Today was one of those days when everything started wrong. Well, not quite everything: I did manage to wake up at a quarter to six, beating the alarm clock, and to have time to walk the dog, pack my books, get dressed, and grab my two morning bao zi (steamed buns) on my way to the bus. I trekked all the way to the First Ring Road to catch the #34 to the Sichuan Conservatory of Music, where I meet my teaching assistant on Saturday mornings to board the teachers’ bus to the school’s suburban campus in Xindu. Today, though, my assistant was late. We missed the first bus at 7:50, then had to take a taxi for the 30-minute ride to Xindu. And a wild ride it was, the driver honking all the way, zigzagging across traffic lanes like a mad video game, almost getting flattened by trucks, and running red lights.

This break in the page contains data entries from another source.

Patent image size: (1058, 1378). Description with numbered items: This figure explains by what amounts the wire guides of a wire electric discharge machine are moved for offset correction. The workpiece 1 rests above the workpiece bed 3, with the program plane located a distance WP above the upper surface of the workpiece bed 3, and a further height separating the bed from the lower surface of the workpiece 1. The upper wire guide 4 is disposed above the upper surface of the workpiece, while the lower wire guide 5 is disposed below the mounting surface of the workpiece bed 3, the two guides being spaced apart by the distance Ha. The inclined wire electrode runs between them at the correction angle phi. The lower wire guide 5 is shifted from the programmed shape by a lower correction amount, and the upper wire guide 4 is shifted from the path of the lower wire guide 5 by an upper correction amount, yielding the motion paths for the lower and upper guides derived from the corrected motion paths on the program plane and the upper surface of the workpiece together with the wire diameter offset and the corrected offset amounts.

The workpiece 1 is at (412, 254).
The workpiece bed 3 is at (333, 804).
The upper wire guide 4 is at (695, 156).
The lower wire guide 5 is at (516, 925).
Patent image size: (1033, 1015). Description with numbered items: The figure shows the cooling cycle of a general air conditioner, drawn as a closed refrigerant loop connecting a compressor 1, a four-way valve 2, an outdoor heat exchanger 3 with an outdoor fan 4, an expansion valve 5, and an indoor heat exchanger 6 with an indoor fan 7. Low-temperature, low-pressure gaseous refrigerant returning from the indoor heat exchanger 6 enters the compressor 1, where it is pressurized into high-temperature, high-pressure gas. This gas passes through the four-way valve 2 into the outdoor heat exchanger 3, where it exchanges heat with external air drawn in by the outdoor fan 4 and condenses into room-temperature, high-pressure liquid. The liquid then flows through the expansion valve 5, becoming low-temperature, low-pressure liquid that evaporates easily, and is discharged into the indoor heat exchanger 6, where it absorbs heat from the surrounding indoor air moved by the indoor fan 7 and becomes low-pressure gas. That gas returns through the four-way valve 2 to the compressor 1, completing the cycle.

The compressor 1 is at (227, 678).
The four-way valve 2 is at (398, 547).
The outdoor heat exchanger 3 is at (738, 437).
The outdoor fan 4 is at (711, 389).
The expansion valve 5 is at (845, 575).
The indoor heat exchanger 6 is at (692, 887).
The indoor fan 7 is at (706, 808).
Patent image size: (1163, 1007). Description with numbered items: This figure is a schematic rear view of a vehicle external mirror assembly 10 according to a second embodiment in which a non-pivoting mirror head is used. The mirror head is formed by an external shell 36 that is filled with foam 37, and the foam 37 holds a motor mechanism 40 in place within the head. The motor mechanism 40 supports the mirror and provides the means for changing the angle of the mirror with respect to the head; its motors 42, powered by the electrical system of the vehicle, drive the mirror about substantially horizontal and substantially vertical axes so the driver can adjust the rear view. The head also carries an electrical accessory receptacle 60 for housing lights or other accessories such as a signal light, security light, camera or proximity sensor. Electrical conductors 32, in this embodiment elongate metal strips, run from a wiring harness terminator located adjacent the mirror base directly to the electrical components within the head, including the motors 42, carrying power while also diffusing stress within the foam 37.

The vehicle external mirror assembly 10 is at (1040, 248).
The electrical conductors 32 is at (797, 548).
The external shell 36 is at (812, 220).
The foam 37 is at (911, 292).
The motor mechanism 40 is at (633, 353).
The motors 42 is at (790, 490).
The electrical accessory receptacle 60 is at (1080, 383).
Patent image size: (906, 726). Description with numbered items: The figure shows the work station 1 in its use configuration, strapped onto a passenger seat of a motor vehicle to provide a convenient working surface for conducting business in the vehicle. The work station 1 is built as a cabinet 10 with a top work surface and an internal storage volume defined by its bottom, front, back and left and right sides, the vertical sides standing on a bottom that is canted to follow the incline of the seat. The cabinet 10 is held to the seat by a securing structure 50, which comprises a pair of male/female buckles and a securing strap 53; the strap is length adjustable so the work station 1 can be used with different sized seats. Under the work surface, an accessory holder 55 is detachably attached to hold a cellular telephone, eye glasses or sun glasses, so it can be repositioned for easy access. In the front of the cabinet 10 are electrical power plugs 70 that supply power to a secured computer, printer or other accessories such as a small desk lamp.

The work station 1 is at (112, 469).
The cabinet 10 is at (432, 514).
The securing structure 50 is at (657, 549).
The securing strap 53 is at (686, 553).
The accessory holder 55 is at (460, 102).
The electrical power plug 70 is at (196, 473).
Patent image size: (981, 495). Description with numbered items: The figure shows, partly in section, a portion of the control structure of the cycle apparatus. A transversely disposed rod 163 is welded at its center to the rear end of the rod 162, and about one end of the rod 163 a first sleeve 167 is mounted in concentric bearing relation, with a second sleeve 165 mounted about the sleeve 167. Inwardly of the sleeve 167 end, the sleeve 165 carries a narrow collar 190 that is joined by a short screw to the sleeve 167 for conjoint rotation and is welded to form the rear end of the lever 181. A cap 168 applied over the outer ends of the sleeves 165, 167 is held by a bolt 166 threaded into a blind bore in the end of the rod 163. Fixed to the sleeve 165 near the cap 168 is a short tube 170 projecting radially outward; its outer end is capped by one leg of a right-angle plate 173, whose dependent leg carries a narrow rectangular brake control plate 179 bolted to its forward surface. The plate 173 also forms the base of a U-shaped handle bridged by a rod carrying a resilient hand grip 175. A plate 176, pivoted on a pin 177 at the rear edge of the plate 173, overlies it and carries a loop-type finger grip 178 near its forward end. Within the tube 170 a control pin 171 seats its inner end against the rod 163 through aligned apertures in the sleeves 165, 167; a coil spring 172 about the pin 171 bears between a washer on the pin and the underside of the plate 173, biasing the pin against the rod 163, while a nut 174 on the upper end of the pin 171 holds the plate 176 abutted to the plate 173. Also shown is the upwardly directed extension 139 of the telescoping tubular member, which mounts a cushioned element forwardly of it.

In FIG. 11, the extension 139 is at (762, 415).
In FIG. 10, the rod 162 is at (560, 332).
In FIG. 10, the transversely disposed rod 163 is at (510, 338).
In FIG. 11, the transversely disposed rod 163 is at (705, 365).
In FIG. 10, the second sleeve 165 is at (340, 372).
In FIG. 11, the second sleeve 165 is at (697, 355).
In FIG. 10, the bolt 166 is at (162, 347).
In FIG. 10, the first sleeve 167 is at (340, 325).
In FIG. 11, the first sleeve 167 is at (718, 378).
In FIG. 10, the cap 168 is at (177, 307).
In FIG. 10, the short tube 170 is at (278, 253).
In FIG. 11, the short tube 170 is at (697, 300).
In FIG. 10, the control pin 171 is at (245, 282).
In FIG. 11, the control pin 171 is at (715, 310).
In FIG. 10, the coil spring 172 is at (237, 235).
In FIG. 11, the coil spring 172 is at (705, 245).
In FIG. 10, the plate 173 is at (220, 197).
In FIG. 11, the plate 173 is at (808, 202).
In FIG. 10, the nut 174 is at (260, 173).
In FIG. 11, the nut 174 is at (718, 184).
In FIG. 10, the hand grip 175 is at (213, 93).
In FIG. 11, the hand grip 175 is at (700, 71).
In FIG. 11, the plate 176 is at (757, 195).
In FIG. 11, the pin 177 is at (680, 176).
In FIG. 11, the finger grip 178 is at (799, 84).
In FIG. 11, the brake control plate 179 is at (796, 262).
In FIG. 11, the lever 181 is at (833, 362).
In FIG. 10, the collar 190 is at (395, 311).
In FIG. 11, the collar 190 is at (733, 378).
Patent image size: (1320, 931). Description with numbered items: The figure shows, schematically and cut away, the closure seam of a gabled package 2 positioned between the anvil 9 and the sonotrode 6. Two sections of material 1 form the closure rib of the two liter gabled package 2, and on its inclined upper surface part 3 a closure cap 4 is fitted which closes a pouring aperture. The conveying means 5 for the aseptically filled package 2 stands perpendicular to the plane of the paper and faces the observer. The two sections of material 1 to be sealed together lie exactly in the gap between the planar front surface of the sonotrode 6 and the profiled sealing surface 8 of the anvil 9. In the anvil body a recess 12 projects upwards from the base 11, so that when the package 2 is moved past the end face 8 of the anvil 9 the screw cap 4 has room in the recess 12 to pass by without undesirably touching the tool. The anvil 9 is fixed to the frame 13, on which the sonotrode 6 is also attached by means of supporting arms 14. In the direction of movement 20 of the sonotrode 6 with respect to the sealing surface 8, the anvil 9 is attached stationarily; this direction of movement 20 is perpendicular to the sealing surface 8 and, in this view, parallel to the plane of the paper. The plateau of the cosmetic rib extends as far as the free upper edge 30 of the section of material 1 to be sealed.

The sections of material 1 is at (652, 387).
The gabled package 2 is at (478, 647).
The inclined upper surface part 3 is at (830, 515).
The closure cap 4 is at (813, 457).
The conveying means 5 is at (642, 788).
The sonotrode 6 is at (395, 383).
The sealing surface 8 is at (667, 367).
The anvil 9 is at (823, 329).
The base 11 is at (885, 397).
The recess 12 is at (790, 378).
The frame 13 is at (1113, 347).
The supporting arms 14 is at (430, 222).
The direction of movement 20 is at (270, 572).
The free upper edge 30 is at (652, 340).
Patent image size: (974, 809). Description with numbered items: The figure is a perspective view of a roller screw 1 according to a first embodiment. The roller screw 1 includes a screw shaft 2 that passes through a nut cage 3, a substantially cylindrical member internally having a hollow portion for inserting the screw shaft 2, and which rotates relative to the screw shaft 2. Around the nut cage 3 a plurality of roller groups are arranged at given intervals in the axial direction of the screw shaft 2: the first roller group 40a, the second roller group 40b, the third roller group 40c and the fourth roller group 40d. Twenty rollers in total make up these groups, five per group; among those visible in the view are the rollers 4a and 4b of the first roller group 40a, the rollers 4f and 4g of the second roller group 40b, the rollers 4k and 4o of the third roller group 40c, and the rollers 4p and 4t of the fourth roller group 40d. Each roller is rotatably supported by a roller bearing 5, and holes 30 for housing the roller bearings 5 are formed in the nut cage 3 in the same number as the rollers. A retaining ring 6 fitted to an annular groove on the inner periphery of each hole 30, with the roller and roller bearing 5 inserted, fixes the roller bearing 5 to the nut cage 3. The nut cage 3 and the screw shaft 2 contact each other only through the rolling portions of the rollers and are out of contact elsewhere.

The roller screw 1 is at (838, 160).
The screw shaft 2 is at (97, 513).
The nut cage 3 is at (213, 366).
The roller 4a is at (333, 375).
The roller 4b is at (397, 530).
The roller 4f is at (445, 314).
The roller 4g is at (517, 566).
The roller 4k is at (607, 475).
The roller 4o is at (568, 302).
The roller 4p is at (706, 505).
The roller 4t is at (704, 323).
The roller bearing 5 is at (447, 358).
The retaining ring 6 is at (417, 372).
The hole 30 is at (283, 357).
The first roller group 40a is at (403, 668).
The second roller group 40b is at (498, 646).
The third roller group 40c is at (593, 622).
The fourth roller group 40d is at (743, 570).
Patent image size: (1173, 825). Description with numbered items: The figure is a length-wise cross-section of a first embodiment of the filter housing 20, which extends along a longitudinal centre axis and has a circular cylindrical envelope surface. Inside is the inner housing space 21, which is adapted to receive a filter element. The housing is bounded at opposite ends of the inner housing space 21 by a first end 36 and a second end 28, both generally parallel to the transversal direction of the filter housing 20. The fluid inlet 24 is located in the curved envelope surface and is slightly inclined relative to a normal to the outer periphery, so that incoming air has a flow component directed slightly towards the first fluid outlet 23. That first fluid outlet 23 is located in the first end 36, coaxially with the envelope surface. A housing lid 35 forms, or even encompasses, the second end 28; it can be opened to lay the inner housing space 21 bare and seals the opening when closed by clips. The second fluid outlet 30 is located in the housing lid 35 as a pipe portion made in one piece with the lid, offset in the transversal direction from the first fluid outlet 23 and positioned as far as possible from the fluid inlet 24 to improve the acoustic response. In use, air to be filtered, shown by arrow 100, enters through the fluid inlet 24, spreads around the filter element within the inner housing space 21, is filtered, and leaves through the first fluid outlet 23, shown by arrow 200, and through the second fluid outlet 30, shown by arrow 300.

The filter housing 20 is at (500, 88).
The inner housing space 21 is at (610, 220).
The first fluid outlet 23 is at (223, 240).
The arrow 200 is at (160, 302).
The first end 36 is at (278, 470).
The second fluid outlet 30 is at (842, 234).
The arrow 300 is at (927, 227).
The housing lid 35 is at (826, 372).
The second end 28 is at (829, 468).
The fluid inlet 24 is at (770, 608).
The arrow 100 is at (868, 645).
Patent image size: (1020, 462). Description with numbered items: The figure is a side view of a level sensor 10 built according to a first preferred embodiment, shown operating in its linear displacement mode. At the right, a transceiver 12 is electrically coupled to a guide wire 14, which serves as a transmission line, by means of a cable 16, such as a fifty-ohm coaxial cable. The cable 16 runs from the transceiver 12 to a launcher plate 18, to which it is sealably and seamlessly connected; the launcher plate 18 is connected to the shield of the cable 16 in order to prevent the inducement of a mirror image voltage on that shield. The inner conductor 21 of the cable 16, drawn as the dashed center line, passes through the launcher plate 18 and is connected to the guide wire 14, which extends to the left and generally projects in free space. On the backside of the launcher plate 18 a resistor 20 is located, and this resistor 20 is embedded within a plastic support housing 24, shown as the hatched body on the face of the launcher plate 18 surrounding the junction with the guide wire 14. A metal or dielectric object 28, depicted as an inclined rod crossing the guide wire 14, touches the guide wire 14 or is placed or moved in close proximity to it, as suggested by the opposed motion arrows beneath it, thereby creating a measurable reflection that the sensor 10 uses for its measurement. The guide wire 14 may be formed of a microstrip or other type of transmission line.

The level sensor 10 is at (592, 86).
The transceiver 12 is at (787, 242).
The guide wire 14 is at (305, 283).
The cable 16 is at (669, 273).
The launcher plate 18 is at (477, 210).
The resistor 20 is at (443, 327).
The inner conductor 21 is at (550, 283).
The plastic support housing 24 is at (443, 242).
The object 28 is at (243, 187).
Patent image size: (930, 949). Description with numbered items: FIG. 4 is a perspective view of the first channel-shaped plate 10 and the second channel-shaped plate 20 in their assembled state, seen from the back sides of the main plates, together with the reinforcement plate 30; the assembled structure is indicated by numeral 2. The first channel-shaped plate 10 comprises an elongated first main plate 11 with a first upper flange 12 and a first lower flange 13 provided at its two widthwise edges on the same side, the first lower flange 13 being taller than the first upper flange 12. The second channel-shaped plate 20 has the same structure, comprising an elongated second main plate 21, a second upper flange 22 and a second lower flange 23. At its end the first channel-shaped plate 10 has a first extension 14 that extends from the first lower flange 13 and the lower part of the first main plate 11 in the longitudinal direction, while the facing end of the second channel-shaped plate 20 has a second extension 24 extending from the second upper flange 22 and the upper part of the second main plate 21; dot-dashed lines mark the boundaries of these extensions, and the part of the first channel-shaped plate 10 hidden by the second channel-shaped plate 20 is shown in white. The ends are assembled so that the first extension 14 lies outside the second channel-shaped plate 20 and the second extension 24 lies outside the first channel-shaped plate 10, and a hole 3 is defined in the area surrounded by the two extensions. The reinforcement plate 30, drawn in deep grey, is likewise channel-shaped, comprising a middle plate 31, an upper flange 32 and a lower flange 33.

We arrived safely at the school only to find that we were locked out of the classroom building. After a period of yelling and door-pounding, my six students gained entry for us, fifteen minutes late for our class. Then the teachers’ lounge was locked, so I had no hot water for my tea, and I proceeded to lose 2 yuan in the instant coffee machine. Then our cassette tapes for the listening exercises (delivered to me by bicycle with a new tape player last night at 8 p.m.) were mysteriously missing Chapter 2, today’s lesson. I had to improvise and read my own listening exercises; good thing it’s a performing arts school, so the students understood improv.
The day ended on a better note, but the early lesson felt sluggish and poorly-planned. Today’s listening & speaking classes were about weather, seasons, camping, and 3 boys named Peter, Herb, and Mike. And a bear. No kidding. We then worked on some difficult words, such as chrysanthemum (a one-word tongue twister), decathlon, and triathlon. I talked about “weather” collocations: heat up, warm up, clear up, which are different from cool off, cool down, get cold, or turn cold.
During our lunch break we all ate at a nearby noodle restaurant, then it was time for writing class; in all, the day consists of six 45-minute periods. I tried to get a little creative, with moderate results. I introduced “freewriting,” which is supposed to be spontaneous and unedited, giving students 5 minutes to write anything they wanted beginning with “I remember….” Then I told them to turn over their papers and tell someone else what they had written, without looking at their writing. This caused some anxiety.
We then covered some boring, simple stuff such as connecting phrases and sentences with and, also, but, and so. We finished the class (and the day) with my first experiment in a “student-teacher dialogue journal.” Students were told to write about one thing they learned today, and then to write one question they had for the teacher. The teacher (moi) will respond in writing to each journal, and hand back the papers next Saturday. In some ways this job is ideal: it’s on a beautiful campus, there are only 8 students in the class (2 were absent today), they’re friendly and motivated, and it’s a change from my regular post-graduate English classes that are sometimes like talking to a brick wall. Oh, and the pay is good.
All in all, it was a moderately successful day, not too tiring, and I was home by 5 p.m. After walking and feeding the dog – and giving him his first bath in 5 weeks – I made myself a very tasty dinner of fried rice with carrots and smoked tofu. The smoky flavor permeates the dish, so little seasoning is required: basically, some chopped shallots, vinegar, and soy sauce. The smoked tofu is a recent discovery, and I picked some up at a local market yesterday; it comes in rectangular dark-brown slices, and the flavor is a little like smoked cheese.